Note that the image of ${\alpha_1}$ is the circle ${C_1}$, but ${\alpha_1}$ does not need to be a parametrization of ${C_1}$ since it may cover some parts multiple times. Also note that ${x(s)=x_1(s),\ 0\leq s \leq L}$.

We use Green’s formula to obtain that the areas ${A,A_1}$ of ${C}$ and ${C_1}$, respectively are

$\displaystyle A=\int_0^L x(s)y'(s)ds$

$\displaystyle A_1=\pi R^2=-\int_0^L y_1(s)x_1'(s)ds=-\int_0^L y_1(s)x'(s)ds.$

We add these equations and apply the Cauchy-Schwarz inequality:

$\displaystyle A+\pi R^2=\int_0^L (x(s)y'(s)-y_1(s)x'(s))ds =\int_0^L (x(s),y_1(s))\cdot (y'(s),-x'(s))ds \leq$

$\displaystyle \leq \int_0^L \|(x(s),y_1(s)\| \|=RL,$

because ${(x(s),y_1(s))}$ is always on the circle ${C_1}$ of radius ${R}$ centered at the origin, and ${\|(x'(s),y'(s)\|=1}$ since ${\alpha}$ is parametrized by arclength.

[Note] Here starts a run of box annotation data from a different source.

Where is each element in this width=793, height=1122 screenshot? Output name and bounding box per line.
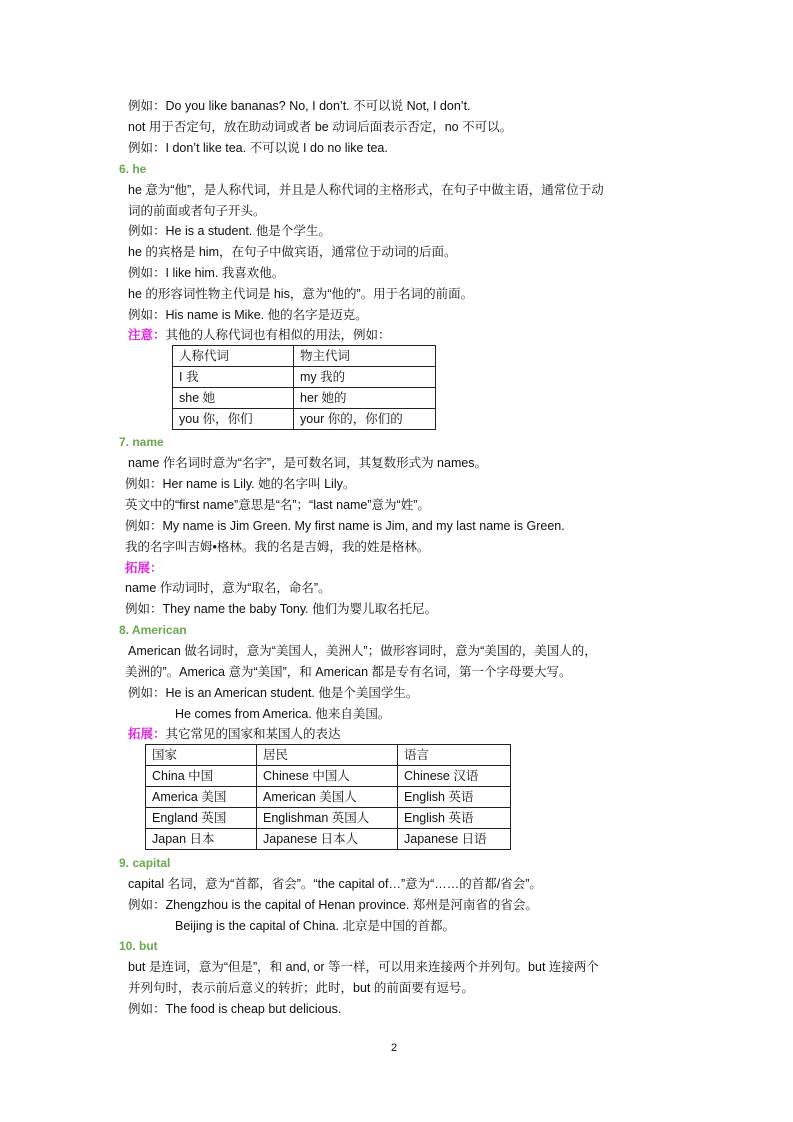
table-cell: you 你，你们 <box>173 409 294 430</box>
example-line: He comes from America. 他来自美国。 <box>175 707 391 721</box>
text-line: 词的前面或者句子开头。 <box>128 204 266 218</box>
table-header-cell: 居民 <box>257 745 398 766</box>
extension-label: 拓展： <box>125 561 163 575</box>
example-line: Beijing is the capital of China. 北京是中国的首都。 <box>175 919 455 933</box>
table-cell: she 她 <box>173 388 294 409</box>
section-heading-american: 8. American <box>119 623 187 637</box>
table-cell: her 她的 <box>294 388 436 409</box>
note-label: 注意： <box>128 328 166 342</box>
table-row <box>173 409 436 430</box>
example-line: 例如：My name is Jim Green. My first name is Jim, and my last name is Green. <box>125 519 565 533</box>
table-row <box>146 766 511 787</box>
table-row <box>146 829 511 850</box>
section-heading-but: 10. but <box>119 939 158 953</box>
table-header-cell: 物主代词 <box>294 346 436 367</box>
example-line: 例如：The food is cheap but delicious. <box>128 1002 342 1016</box>
example-line: 例如：They name the baby Tony. 他们为婴儿取名托尼。 <box>125 602 438 616</box>
text-line: not 用于否定句，放在助动词或者 be 动词后面表示否定，no 不可以。 <box>128 120 513 134</box>
text-line: capital 名词，意为“首都，省会”。“the capital of…”意为“……的首都/省会”。 <box>128 877 542 891</box>
text-line: 我的名字叫吉姆•格林。我的名是吉姆，我的姓是格林。 <box>125 540 430 554</box>
table-cell: American 美国人 <box>257 787 398 808</box>
example-line: 例如：I don’t like tea. 不可以说 I do no like tea. <box>128 141 388 155</box>
table-cell: your 你的，你们的 <box>294 409 436 430</box>
table-cell: English 英语 <box>398 787 511 808</box>
text-line: name 作名词时意为“名字”，是可数名词，其复数形式为 names。 <box>128 456 488 470</box>
table-header-cell: 国家 <box>146 745 257 766</box>
table-cell: English 英语 <box>398 808 511 829</box>
table-cell: Chinese 中国人 <box>257 766 398 787</box>
table-cell: Englishman 英国人 <box>257 808 398 829</box>
table-cell: Japanese 日语 <box>398 829 511 850</box>
table-cell: Japanese 日本人 <box>257 829 398 850</box>
example-line: 例如：I like him. 我喜欢他。 <box>128 266 285 280</box>
table-cell: Chinese 汉语 <box>398 766 511 787</box>
text-line: he 的形容词性物主代词是 his，意为“他的”。用于名词的前面。 <box>128 287 474 301</box>
section-heading-he: 6. he <box>119 162 147 176</box>
text-line: he 意为“他”，是人称代词，并且是人称代词的主格形式，在句子中做主语，通常位于动 <box>128 183 604 197</box>
table-header-cell: 人称代词 <box>173 346 294 367</box>
table-cell: my 我的 <box>294 367 436 388</box>
section-heading-name: 7. name <box>119 435 164 449</box>
text-line: 英文中的“first name”意思是“名”；“last name”意为“姓”。 <box>125 498 430 512</box>
table-cell: I 我 <box>173 367 294 388</box>
example-line: 例如：Do you like bananas? No, I don’t. 不可以说 Not, I don’t. <box>128 99 471 113</box>
section-heading-capital: 9. capital <box>119 856 171 870</box>
example-line: 例如：He is a student. 他是个学生。 <box>128 224 331 238</box>
table-header-row <box>146 745 511 766</box>
text-line: name 作动词时，意为“取名，命名”。 <box>125 581 331 595</box>
table-row <box>146 808 511 829</box>
table-cell: England 英国 <box>146 808 257 829</box>
example-line: 例如：His name is Mike. 他的名字是迈克。 <box>128 308 368 322</box>
example-line: 例如：Her name is Lily. 她的名字叫 Lily。 <box>125 477 356 491</box>
text-line: 美洲的”。America 意为“美国”，和 American 都是专有名词，第一个字母要大写。 <box>125 665 572 679</box>
text-line: he 的宾格是 him，在句子中做宾语，通常位于动词的后面。 <box>128 245 457 259</box>
note-line <box>128 327 391 343</box>
table-cell: China 中国 <box>146 766 257 787</box>
table-row <box>173 388 436 409</box>
page-number: 2 <box>391 1042 398 1054</box>
table-header-cell: 语言 <box>398 745 511 766</box>
text-line: 并列句时，表示前后意义的转折；此时，but 的前面要有逗号。 <box>128 981 474 995</box>
country-table <box>145 744 511 850</box>
text-line: but 是连词，意为“但是”，和 and, or 等一样，可以用来连接两个并列句。but 连接两个 <box>128 960 599 974</box>
table-header-row <box>173 346 436 367</box>
table-cell: Japan 日本 <box>146 829 257 850</box>
example-line: 例如：Zhengzhou is the capital of Henan province. 郑州是河南省的省会。 <box>128 898 538 912</box>
table-row <box>173 367 436 388</box>
table-row <box>146 787 511 808</box>
extension-label: 拓展： <box>128 727 166 741</box>
table-cell: America 美国 <box>146 787 257 808</box>
pronoun-table <box>172 345 436 430</box>
note-text: 其他的人称代词也有相似的用法，例如： <box>165 328 391 342</box>
text-line: American 做名词时，意为“美国人，美洲人”；做形容词时，意为“美国的，美国人的， <box>128 644 597 658</box>
extension-line <box>128 726 341 742</box>
extension-text: 其它常见的国家和某国人的表达 <box>165 727 341 741</box>
example-line: 例如：He is an American student. 他是个美国学生。 <box>128 686 419 700</box>
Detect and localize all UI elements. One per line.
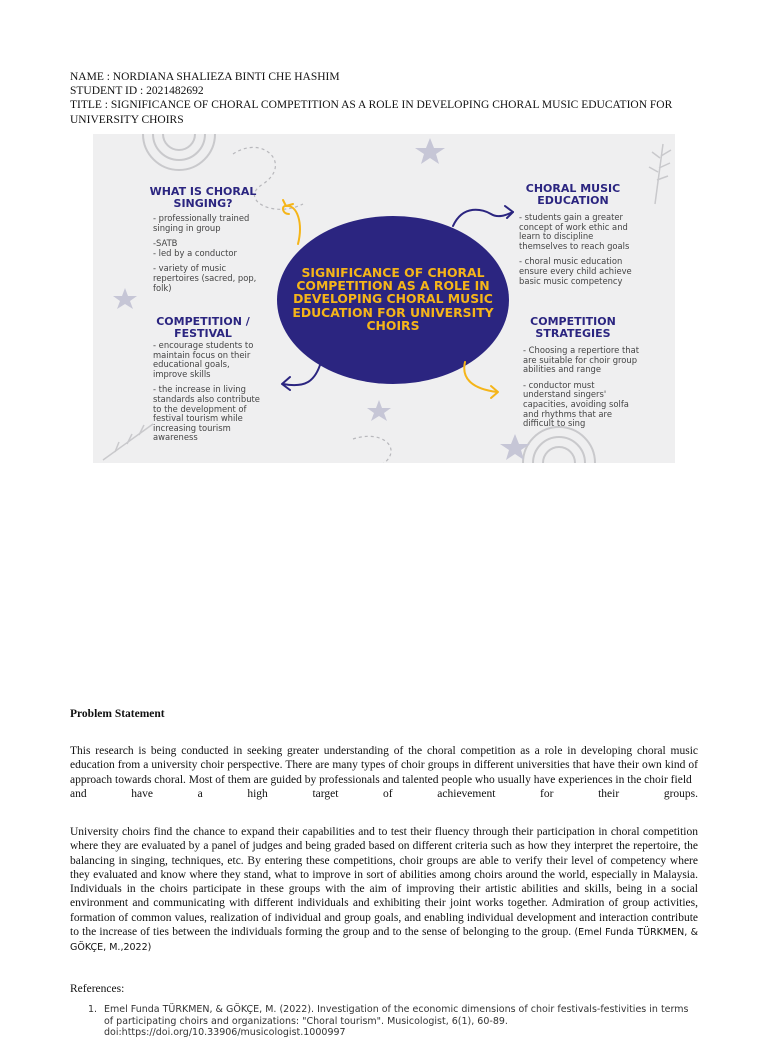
heading-choral-music-education: CHORAL MUSIC EDUCATION — [525, 182, 621, 207]
problem-statement-heading: Problem Statement — [70, 708, 165, 720]
student-name: NAME : NORDIANA SHALIEZA BINTI CHE HASHIM — [70, 71, 340, 83]
arrow-icon — [453, 210, 513, 226]
infographic-center-title: SIGNIFICANCE OF CHORAL COMPETITION AS A ROLE IN DEVELOPING CHORAL MUSIC EDUCATION FOR UNIVERSITY CHOIRS — [292, 265, 494, 333]
reference-text: Emel Funda TÜRKMEN, & GÖKÇE, M. (2022). Investigation of the economic dimensions of choir festivals-festivities in terms of participating choirs and organizations: "Choral tourism". Musicologist, 6(1), 60-89. doi:https://doi.org/10.33906/musicologist.1000997 — [104, 1004, 689, 1038]
star-icon — [415, 138, 445, 164]
problem-paragraph-2 — [70, 825, 698, 956]
paragraph-1-text: This research is being conducted in seeking greater understanding of the choral competition as a role in developing choral music education from a university choir perspective. There are many types of choir groups in different universities that have their own kind of approach towards choral. Most of them are guided by professionals and talented people who usually have experiences in the choir field — [70, 745, 698, 786]
star-icon — [367, 400, 391, 421]
references-heading: References: — [70, 983, 125, 995]
paragraph-2-citation: (Emel Funda TÜRKMEN, & GÖKÇE, M.,2022) — [70, 927, 698, 954]
arrow-icon — [283, 362, 321, 385]
competition-strategies-list: - Choosing a repertiore that are suitable for choir group abilities and range - conductor must understand singers' capacities, avoiding solfa and rhythms that are difficult to sing — [523, 345, 639, 429]
reference-number: 1. — [88, 1004, 98, 1015]
choral-music-education-list: - students gain a greater concept of work ethic and learn to discipline themselves to reach goals - choral music education ensure every child achieve basic music competency — [519, 212, 632, 286]
problem-paragraph-1 — [70, 744, 698, 801]
paragraph-1-last-line: and have a high target of achievement for their groups. — [70, 787, 698, 800]
heading-choral-singing: WHAT IS CHORAL SINGING? — [149, 185, 257, 210]
choral-singing-list: - professionally trained singing in group -SATB - led by a conductor - variety of music repertoires (sacred, pop, folk) — [153, 213, 257, 293]
paragraph-2-text: University choirs find the chance to expand their capabilities and to test their fluency through their participation in choral competition where they are evaluated by a panel of judges and being graded based on different criteria such as how they interpret the repertoire, the balancing in singing, techniques, etc. By entering these competitions, choir groups are able to verify their level of competency where they evaluated and know where they stand, what to improve in sort of abilities among choirs around the world, especially in Malaysia. Individuals in the choirs participate in these groups with the aim of improving their artistic abilities and skills, being in a social environment and communicating with different individuals and exhibiting their joint works together. Admiration of group activities, formation of common values, realization of individual and group goals, and enabling individual development and interaction contribute to the increase of ties between the individuals forming the group and to the sense of belonging to the group. — [70, 826, 698, 939]
document-title: TITLE : SIGNIFICANCE OF CHORAL COMPETITION AS A ROLE IN DEVELOPING CHORAL MUSIC EDUCATION FOR UNIVERSITY CHOIRS — [70, 99, 673, 126]
infographic — [93, 134, 675, 463]
star-icon — [113, 288, 137, 309]
heading-competition-strategies: COMPETITION STRATEGIES — [530, 315, 616, 340]
student-id: STUDENT ID : 2021482692 — [70, 85, 204, 97]
heading-competition-festival: COMPETITION / FESTIVAL — [156, 315, 250, 340]
competition-festival-list: - encourage students to maintain focus on their educational goals, improve skills - the increase in living standards also contribute to the development of festival tourism while increasing tourism awareness — [153, 340, 260, 443]
arrow-icon — [283, 206, 300, 244]
star-icon — [500, 434, 530, 460]
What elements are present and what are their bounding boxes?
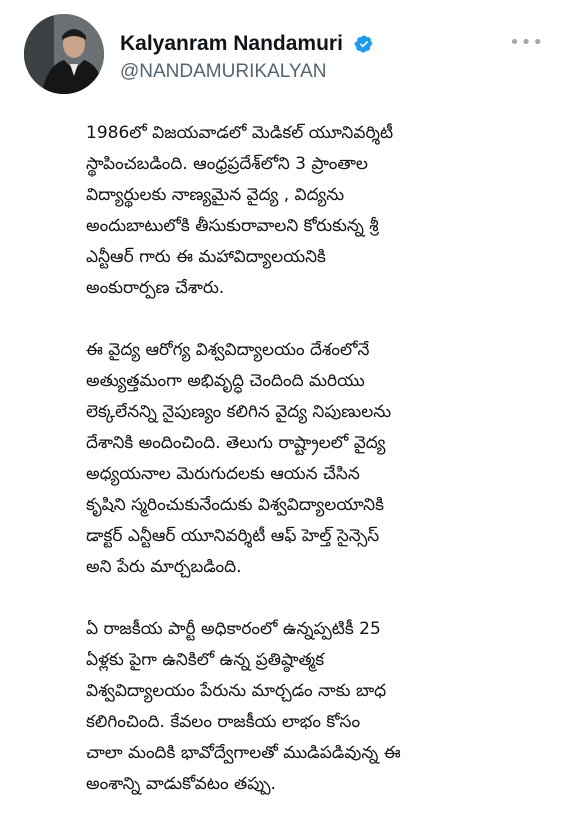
person-silhouette-icon (24, 14, 104, 94)
author-avatar[interactable] (24, 14, 104, 94)
author-handle[interactable]: @NANDAMURIKALYAN (120, 61, 327, 82)
text-line: ఏళ్లకు పైగా ఉనికిలో ఉన్న ప్రతిష్ఠాత్మక (86, 650, 325, 670)
tweet-paragraph (86, 335, 506, 583)
author-names (120, 32, 374, 84)
text-line: స్థాపించబడింది. ఆంధ్రప్రదేశ్‌లోని 3 ప్రాంతాల (86, 154, 368, 174)
text-line: అని పేరు మార్చబడింది. (86, 557, 242, 577)
text-line: కృషిని స్మరించుకునేందుకు విశ్వవిద్యాలయానికి (86, 495, 384, 515)
text-line: ఎన్టీఆర్ గారు ఈ మహావిద్యాలయనికి (86, 247, 326, 267)
text-line: దేశానికి అందించింది. తెలుగు రాష్ట్రాలలో వైద్య (86, 433, 386, 453)
text-line: 1986లో విజయవాడలో మెడికల్ యూనివర్శిటీ (86, 123, 394, 143)
tweet-paragraph (86, 614, 506, 800)
text-line: అంశాన్ని వాడుకోవటం తప్పు. (86, 774, 276, 794)
author-display-name[interactable]: Kalyanram Nandamuri (120, 32, 343, 55)
text-line: విద్యార్థులకు నాణ్యమైన వైద్య , విద్యను (86, 185, 345, 205)
text-line: చాలా మందికి భావోద్వేగాలతో ముడిపడివున్న ఈ (86, 743, 401, 763)
more-horizontal-icon[interactable]: ••• (509, 32, 544, 53)
text-line: అధ్యయనాల మెరుగుదలకు ఆయన చేసిన (86, 464, 360, 484)
tweet-text (86, 118, 506, 831)
text-line: కలిగించింది. కేవలం రాజకీయ లాభం కోసం (86, 712, 361, 732)
text-line: లెక్కలేనన్ని నైపుణ్యం కలిగిన వైద్య నిపుణులను (86, 402, 392, 422)
text-line: అత్యుత్తమంగా అభివృద్ధి చెందింది మరియు (86, 371, 365, 391)
tweet-paragraph (86, 118, 506, 304)
verified-badge-icon (354, 34, 374, 54)
text-line: అందుబాటులోకి తీసుకురావాలని కోరుకున్న శ్రీ (86, 216, 379, 236)
tweet-header (24, 14, 554, 94)
text-line: ఈ వైద్య ఆరోగ్య విశ్వవిద్యాలయం దేశంలోనే (86, 340, 370, 360)
text-line: అంకురార్పణ చేశారు. (86, 278, 225, 298)
text-line: ఏ రాజకీయ పార్టీ అధికారంలో ఉన్నప్పటికీ 25 (86, 619, 381, 639)
text-line: డాక్టర్ ఎన్టీఆర్ యూనివర్శిటీ ఆఫ్ హెల్త్ సైన్సెస్ (86, 526, 380, 546)
text-line: విశ్వవిద్యాలయం పేరును మార్చడం నాకు బాధ (86, 681, 387, 701)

Therefore by applying the AM-GM inequality we have

$\displaystyle RL\geq A+\pi R^2 \geq 2 \sqrt{\pi A R^2}$

which is equivalent to

$\displaystyle L^2 \geq 4 \pi A.$

Suppose now that the equality holds. Then we have ${A=\pi R^2}$ and ${L=2 \pi R}$, so ${R}$ does not depend on the orientation of the parallel lines ${\ell_1,\ell_2}$. Furthermore, the equality holds in the Cauchy-Schwarz inequality and we have ${(x(s),y_1(s))=R(y'(s),-x'(s))}$ (because one vector has length ${R}$ and the other one has length ${1}$). This implies ${x(s)=Ry'(s)}$.

Now consider the case when the direction of ${\ell_1,\ell_2}$ is changed by an angle equal to ${\pi/2}$. Then ${x(s)}$ and ${y(s)}$ change places in the parametrization and in the new coordinates. We could pick the position of the circle ${C_1}$ such that ${C_1}$ is tangent to all four lines ${\ell_1,\ell_2}$ and their rotates with ${\pi/2}$. Therefore the change of coordinates is just swapping ${x}$ and ${y}$. Reasoning the same way we get ${y(s)=Rx'(s)}$, and therefore ${x^2(s)+y^2(s)=R^2}$ and ${C}$ is a circle.